As part of World Cancer Day (4th Feb), the journal of Molecular Oncology invited researchers to take part in a writing competition aimed at highlighting how research in other areas of life sciences or technology influences the field of cancer biology and promotes cancer research. This entry, by Óscar González-Velasco, received the second prize.
New generative Artificial Intelligence (AI) methods, based on Large Language Models (LLM) for text generation like ChatGPT-3, PaLM and LLaMA, and diffusion models for image creation like Dalle2, Midjourney and StableDiffusion2, have open a new framework for creating novel entities, including text, images, and other data; these AI creations resemble characteristics and functionalities of those of real-word or human-made objects, but with no natural analogs. While there are still lot of challenges and problems to overcome, these AI methods are becoming an integral part of daily life, even for professional activities, and they will in the next decades drive a profound transformation in human society. These advances are especially remarkable on language models, capable of human-level text generation. Now these new generative AI methods are now starting to also understand, and speak, the language of life: that of DNA and protein sequences.
The first highly successful AI model in molecular biology that makes partial use of generative models has been AlphaFold2, a protein folding prediction tool that can read amino acid sequences and predict their 3-D structure. It uses what is known as a transformer, a state-of-the-art deep learning model typically used in natural language processing to understand word-sentence relationships depending on position and context, in this case amino acid sequences. Transformers are capable of learning patterns that arise in complex systems using a multiple layered architecture of neural networks.
Now, a new generation of these algorithms is beginning to design de novo artificial molecules. Traditional protein engineering methods relied on iterative mutagenesis to identify and select structural and functional properties. More recent methods use computational simulations of biophysical properties or evolution-based models for the design and identification of structures with desired stability and functionality; however, these methods have several limitations. However, each of these methods has its limitations. For example, some are restricted to specific protein families, while others may be computationally expensive or even unfeasible to simulate.

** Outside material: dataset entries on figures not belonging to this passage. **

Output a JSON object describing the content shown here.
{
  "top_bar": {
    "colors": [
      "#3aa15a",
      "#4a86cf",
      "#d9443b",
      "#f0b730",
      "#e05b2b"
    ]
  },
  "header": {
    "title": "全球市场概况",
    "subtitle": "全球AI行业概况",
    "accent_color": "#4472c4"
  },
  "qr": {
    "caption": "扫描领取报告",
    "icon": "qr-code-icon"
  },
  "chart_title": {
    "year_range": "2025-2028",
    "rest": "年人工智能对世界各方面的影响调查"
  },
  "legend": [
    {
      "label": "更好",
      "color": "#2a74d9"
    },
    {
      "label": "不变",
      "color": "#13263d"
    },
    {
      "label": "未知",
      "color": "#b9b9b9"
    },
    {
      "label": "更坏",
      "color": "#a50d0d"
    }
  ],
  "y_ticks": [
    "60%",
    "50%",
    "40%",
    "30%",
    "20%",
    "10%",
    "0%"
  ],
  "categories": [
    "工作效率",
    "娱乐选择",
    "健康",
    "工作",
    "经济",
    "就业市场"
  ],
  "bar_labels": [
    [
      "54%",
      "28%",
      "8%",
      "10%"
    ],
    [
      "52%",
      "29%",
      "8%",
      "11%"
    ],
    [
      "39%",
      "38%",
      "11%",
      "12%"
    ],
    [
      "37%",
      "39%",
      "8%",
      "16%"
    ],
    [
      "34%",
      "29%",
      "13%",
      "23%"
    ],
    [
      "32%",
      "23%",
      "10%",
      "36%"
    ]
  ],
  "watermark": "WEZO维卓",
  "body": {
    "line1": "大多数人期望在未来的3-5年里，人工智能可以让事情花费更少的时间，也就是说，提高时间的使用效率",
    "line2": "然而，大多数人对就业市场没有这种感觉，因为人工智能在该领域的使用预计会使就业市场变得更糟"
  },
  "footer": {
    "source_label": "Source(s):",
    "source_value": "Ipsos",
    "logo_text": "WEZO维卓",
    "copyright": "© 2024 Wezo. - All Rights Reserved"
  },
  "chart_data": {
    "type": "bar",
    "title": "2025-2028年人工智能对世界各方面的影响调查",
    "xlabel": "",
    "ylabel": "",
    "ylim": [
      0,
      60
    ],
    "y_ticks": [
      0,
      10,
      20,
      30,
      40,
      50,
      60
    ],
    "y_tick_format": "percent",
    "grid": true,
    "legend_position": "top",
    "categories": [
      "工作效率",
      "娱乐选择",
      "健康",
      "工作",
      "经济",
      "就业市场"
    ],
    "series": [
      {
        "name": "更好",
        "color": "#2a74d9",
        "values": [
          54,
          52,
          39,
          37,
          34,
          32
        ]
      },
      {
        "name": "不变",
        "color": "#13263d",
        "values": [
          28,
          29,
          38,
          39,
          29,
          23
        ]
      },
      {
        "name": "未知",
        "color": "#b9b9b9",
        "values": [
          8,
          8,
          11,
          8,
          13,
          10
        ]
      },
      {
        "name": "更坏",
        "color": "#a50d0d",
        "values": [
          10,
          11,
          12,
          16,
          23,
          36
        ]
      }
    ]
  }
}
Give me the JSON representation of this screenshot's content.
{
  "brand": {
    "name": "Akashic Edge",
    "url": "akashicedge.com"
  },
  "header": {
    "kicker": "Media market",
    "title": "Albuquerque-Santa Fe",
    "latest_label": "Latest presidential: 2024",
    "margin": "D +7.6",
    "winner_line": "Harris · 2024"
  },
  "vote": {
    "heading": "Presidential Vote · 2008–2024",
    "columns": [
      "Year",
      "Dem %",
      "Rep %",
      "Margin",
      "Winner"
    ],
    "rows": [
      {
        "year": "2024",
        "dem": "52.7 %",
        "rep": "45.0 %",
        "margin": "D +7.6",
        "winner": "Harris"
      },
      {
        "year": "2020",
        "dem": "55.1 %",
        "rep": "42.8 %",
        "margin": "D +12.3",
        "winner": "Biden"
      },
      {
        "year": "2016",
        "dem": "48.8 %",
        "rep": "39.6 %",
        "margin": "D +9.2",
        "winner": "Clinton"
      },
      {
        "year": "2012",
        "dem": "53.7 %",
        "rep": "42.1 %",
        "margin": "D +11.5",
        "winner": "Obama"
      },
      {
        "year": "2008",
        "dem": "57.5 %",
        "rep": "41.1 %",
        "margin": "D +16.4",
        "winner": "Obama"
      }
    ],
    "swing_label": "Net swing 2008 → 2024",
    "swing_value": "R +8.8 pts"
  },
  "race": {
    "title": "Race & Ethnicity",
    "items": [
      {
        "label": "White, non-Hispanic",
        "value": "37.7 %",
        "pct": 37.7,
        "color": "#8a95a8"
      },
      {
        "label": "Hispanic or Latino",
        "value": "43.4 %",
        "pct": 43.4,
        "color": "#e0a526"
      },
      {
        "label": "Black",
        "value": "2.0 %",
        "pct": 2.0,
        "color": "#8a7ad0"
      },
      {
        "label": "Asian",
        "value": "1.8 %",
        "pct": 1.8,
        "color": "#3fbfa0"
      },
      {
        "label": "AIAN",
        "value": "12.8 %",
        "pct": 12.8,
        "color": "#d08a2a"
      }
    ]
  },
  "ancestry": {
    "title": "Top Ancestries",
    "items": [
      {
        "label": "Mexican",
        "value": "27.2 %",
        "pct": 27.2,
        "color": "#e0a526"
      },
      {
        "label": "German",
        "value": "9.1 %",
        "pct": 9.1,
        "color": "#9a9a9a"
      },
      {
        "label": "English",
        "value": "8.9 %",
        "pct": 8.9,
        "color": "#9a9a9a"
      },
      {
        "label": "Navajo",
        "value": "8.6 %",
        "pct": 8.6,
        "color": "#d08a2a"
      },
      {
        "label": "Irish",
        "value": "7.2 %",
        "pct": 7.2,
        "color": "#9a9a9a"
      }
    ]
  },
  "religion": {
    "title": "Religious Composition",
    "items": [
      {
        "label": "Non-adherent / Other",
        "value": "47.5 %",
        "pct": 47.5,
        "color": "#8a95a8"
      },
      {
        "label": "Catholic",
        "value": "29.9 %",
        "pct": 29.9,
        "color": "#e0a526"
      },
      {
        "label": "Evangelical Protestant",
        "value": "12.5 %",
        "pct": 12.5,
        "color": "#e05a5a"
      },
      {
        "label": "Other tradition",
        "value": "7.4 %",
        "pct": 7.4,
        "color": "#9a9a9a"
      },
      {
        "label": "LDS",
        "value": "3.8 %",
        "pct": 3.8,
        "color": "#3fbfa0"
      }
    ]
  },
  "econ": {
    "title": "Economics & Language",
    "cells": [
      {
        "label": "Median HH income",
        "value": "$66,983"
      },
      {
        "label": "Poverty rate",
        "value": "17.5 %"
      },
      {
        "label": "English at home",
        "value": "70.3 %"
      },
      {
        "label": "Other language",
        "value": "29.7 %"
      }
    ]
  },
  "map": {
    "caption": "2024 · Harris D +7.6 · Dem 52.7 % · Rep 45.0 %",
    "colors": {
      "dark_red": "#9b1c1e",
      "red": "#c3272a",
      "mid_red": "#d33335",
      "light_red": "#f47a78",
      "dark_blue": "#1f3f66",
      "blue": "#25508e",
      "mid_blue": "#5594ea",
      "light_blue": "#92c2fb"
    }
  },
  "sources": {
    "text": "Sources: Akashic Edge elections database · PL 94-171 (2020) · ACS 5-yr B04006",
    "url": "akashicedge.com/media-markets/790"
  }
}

Researchers and pharmaceutical companies are starting to use generative models to efficiently produce and test thousands of candidates; new, more sophisticated, and datadriven models are now being developed to produce bioactive compounds, monoclonal antibodies, and proteins with specific functions. As an example of this, a recent paper by Madani et al. demonstrated the potential of LLM to read protein sequences and create new ones from scratch with a predictable function and across a wide range of protein families. This is not just a toy experiment or a curiosity; the researchers tested the validity of these new proteins from five distinct lysozyme families, demonstrating to have similar catalytic efficiencies as natural lysozymes, having only a 31.4% sequence identity compared with their natural counterparts.
These new advances could be groundbreaking for some areas of cancer research; this is particularly true for monoclonal antibodies, which can be pre-designed with specific
functionalities by AI models, but also could be applied to build genetically modified T cells with both T cell receptor (TCR) and Chimeric antigen receptors (CARs).
As a postdoc in bioinformatics on the German Cancer Research Center (DKFZ) funded by the AI Health Innovation Cluster program, my focus is to apply AI on biomolecular data. As an example, I am using deep learning convolutional networks to predict the primary site of Cancers of Unknown Primary, as well as their response to treatment using RNA-Seq data. My focus is not only helping on the diagnosis stage, but also as a means of understanding gene markers and networks that drives the AI classification using explainable machine learning methods. One of our next goals is to use sequencing data with LLM, so we can design sequences that matches our needs for some specific biological questions, and use these complex models to understand, for example, immune system adaptability.
Despite some challenges, such as the availability of large public collections of biomedical and molecular data or the requirement of large infrastructures and their associated energy consumption, the emergence of new generative AI technologies will revolutionize several scientific fields and industries in the coming years. This includes cancer research, where AI could facilitate the creation of new molecules, including the design of new drugs and antibodies based on desired features, or even genetically engineered immune cells that we hope one day be able to fight cancer for us.